Os números explicam a urgência. A China acaba de ultrapassar US$ 1 trilhão em superávit comercial anual, impulsionada pelo redirecionamento de exportações para mercados fora dos Estados Unidos (devido a guerra tarifária de Trump). Veículos elétricos são protagonistas dessa ofensiva: a BYD já é a maior vendedora de EVs do mundo e avança agressivamente na Europa, América Latina e Sudeste Asiático. Enquanto montadoras ocidentais lutavam com a transição do motor a combustão, a China construiu uma cadeia produtiva integrada - de baterias a software - que permite oferecer carros elétricos por metade do preço dos concorrentes europeus.
A aliança Ford-Renault é, ao mesmo tempo, admissão de atraso e tentativa de sobrevivência. Mas há certo ceticismo sobre sua eficácia. Parcerias entre montadoras historicamente esbarram em culturas corporativas incompatíveis, disputas por propriedade intelectual e lentidão decisória. A BYD, por outro lado, opera com verticalização radical e velocidade de startup. O Ocidente está jogando o jogo da China, mas com as regras do século XX. A pergunta incômoda permanece: é possível vencer uma corrida industrial quando seu competidor controla a pista, a fábrica de pneus e a refinaria de combustível?

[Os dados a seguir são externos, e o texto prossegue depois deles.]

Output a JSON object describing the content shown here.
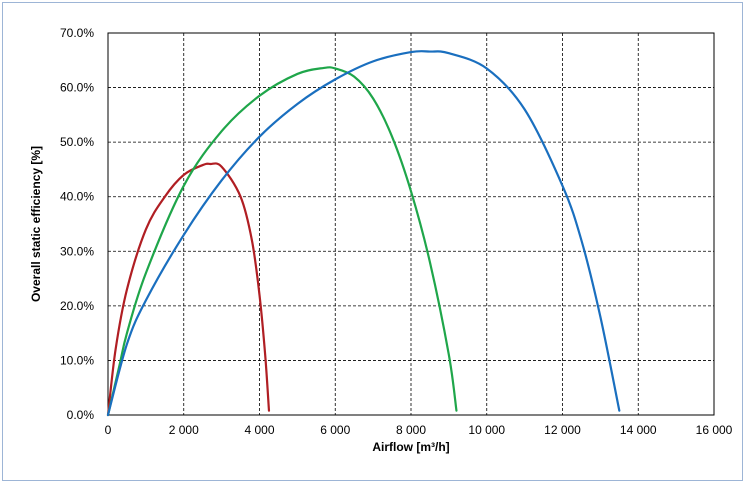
{
  "chart_data": {
    "type": "line",
    "title": "",
    "xlabel": "Airflow [m³/h]",
    "ylabel": "Overall static efficiency [%]",
    "xlim": [
      0,
      16000
    ],
    "ylim": [
      0,
      70
    ],
    "x_ticks": [
      0,
      2000,
      4000,
      6000,
      8000,
      10000,
      12000,
      14000,
      16000
    ],
    "x_tick_labels": [
      "0",
      "2 000",
      "4 000",
      "6 000",
      "8 000",
      "10 000",
      "12 000",
      "14 000",
      "16 000"
    ],
    "y_ticks": [
      0,
      10,
      20,
      30,
      40,
      50,
      60,
      70
    ],
    "y_tick_labels": [
      "0.0%",
      "10.0%",
      "20.0%",
      "30.0%",
      "40.0%",
      "50.0%",
      "60.0%",
      "70.0%"
    ],
    "grid": true,
    "series": [
      {
        "color": "#b01e23",
        "x": [
          0,
          200,
          500,
          1000,
          1500,
          2000,
          2500,
          2700,
          3000,
          3500,
          3800,
          4000,
          4150,
          4250
        ],
        "y": [
          0,
          12,
          23,
          34,
          40,
          44,
          45.8,
          46,
          45.5,
          40,
          32,
          22,
          11,
          0.8
        ]
      },
      {
        "color": "#1fa64a",
        "x": [
          0,
          300,
          500,
          1000,
          2000,
          3000,
          4000,
          5000,
          5700,
          6000,
          6500,
          7000,
          7500,
          8000,
          8500,
          9000,
          9200
        ],
        "y": [
          0,
          9,
          15,
          26,
          42,
          52,
          58.5,
          62.5,
          63.6,
          63.5,
          62,
          58,
          51,
          41,
          28,
          11,
          0.8
        ]
      },
      {
        "color": "#1a6fbf",
        "x": [
          0,
          500,
          1000,
          2000,
          3000,
          4000,
          5000,
          6000,
          7000,
          8000,
          8500,
          9000,
          10000,
          11000,
          12000,
          12500,
          13000,
          13500
        ],
        "y": [
          0,
          13,
          21,
          33,
          43,
          51,
          57,
          61.5,
          64.8,
          66.5,
          66.6,
          66.3,
          63.5,
          56,
          42,
          32,
          18,
          0.8
        ]
      }
    ]
  }
}
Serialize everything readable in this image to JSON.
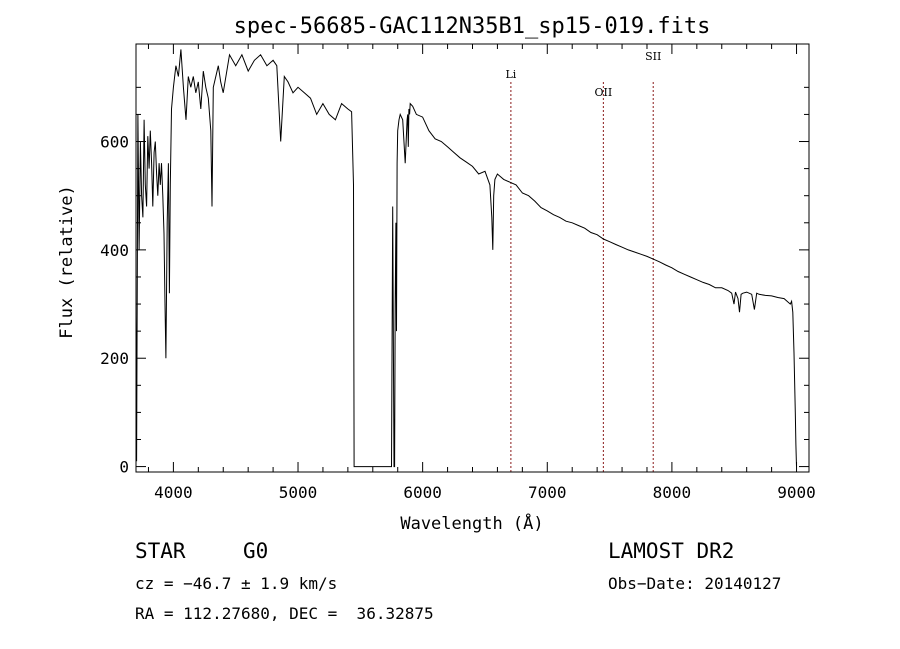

IA concentra mais da metade dos investimentos estrangeiros na América Latina
Em novembro, a inteligência artificial respondeu por mais de 50% de todos os aportes de venture capital na América Latina, um marco que consolida a região como território estratégico na corrida global por IA. Startups focadas em automação, modelos de linguagem aplicados e infraestrutura de dados lideraram as rodadas, atraindo capital de fundos americanos, europeus e asiáticos. O Brasil, como maior economia da região, capturou a fatia majoritária desses investimentos.
O dado revela uma transformação estrutural no perfil do investimento estrangeiro. Até poucos anos atrás, a América Latina era destino de capital para fintechs, logística e e-commerce - setores importantes, mas de inovação incremental. Agora, o dinheiro busca a camada mais profunda da economia digital: a inteligência que automatiza decisões, prevê comportamentos e otimiza sistemas inteiros. Quem controla a IA, controla a produtividade, e os investidores estão apostando que parte dessa infraestrutura será construída no Sul Global.
A América do Sul emergiu como destino prioritário por razões estruturais: sociedades hiperconectadas com alto consumo digital, mercados ainda subdesenvolvidos tecnologicamente (o que significa amplo espaço para crescimento) e, principalmente, condições geográficas ideais para data centers sustentáveis. A abundância de energia limpa, combinada com terrenos amplos e clima favorável, transforma a região em polo natural para infraestrutura de IA que demanda consumo energético massivo - a BlackRock já identificou o Brasil como base atrativa para data centers alimentados por fontes renováveis. Projetos como o data center do TikTok no Ceará, com investimento de R$ 200 bilhões, serão abastecidos exclusivamente por energia renovável de usinas eólicas e solares construídas especificamente para esse fim, sem impacto na rede existente.
Mas há uma tensão subjacente. Boa parte desse capital vem acompanhada de dependência: startups latino-americanas frequentemente constroem sobre APIs de OpenAI, Google ou Anthropic, tornando-se revendedoras de inteligência estrangeira em vez de produtoras. O desafio para a região é capturar não apenas investimento, mas conhecimento, aproveitando a proximidade para formar engenheiros de IA, desenvolver modelos próprios e criar propriedade intelectual local. Sem isso, a América Latina será consumidora sofisticada de tecnologia alheia, e não protagonista. Os aportes de novembro são um sinal promissor; a pergunta é se serão semente de autonomia ou apenas mais uma safra de dependência.